As the cellular systems decay, there is probably lots of random stuff going on. Normal feedback pathways don't work. It's impossible to predict. But there is not really a reasonable mechanism for evolutionary selection for these processes so even the ones that make sense (like stress reaction or immune stimulation) are just vestigial precesses. Not interesting.
"He took a duck in the face at 250 knots." -- William Gibson, Pattern Recognition
Things unexpectedly activating is usually due to a virus that goes by the common name of systemd.
Confucius say, "Find worm in apple - bad. Find half a worm - worse."

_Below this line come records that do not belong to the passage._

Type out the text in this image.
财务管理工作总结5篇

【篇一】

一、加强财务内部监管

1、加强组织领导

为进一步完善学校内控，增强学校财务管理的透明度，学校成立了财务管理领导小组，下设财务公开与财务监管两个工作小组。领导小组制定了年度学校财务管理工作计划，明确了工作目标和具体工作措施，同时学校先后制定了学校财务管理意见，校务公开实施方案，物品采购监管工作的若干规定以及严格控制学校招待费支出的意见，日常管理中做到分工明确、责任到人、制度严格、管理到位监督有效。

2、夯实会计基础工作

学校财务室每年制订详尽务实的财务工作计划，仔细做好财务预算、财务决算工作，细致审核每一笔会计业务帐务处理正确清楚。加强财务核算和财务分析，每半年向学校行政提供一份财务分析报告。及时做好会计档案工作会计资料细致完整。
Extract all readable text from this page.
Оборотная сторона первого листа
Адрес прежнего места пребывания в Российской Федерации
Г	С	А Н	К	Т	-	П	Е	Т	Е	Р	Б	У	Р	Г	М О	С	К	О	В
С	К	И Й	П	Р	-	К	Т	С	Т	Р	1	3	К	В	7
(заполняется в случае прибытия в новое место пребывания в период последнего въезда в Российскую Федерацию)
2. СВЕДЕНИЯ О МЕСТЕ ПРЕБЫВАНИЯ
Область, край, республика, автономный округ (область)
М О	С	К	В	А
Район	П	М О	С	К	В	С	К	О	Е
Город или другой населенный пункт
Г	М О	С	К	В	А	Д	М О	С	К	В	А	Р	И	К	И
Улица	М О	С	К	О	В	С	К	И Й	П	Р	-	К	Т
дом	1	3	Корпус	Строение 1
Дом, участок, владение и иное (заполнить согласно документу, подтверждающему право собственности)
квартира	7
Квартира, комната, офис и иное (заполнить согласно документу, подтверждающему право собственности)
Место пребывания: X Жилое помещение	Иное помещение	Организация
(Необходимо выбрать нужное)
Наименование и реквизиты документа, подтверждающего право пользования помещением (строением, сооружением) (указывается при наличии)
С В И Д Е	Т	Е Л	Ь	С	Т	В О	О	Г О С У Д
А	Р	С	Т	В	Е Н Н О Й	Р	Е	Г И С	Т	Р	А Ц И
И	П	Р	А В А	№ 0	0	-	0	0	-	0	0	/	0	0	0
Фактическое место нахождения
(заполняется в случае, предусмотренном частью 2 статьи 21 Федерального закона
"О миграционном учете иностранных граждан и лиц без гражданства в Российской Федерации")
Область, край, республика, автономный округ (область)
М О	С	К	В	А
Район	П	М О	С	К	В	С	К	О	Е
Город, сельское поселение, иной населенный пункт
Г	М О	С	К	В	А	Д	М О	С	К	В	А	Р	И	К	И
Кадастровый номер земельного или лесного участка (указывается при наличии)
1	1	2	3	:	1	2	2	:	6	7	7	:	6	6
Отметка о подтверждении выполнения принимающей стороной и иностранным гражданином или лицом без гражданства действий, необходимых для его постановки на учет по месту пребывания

It has been known to happen, but normally when the deceased was hanged.
If God forks the Universe every time you roll a die, he'd better have a damned good memory.
Then it usually happens at the moment of death, not after he's been cut down and stowed in the mortician's office for a while.
We used to have a Bill of Rights. Now, with the rights gone, all we have left is the bill.
We inherit a vast majority of our genes and genetic patterns from our archaic forebears; in humans, many of these older systems are turned off, in effect. This is not news. What use these genes may have had in extinct life forms hundreds of millions of years old is open to question, as is the potential evolutionary usefulness of reusing simple cellular material. In other words, single-cell organisms or those made up of semi-specialized groups of cells may have used these genes to "come back to life" if and when external conditions allowed. If the presence of these inactive genes in modern animals causes no ill evolutionary effect, they may remain in our DNA, doing their work after the possibility of evolutionary change goes away in biological death.
In a sense, biological death may precede biochemical death by quite a long time.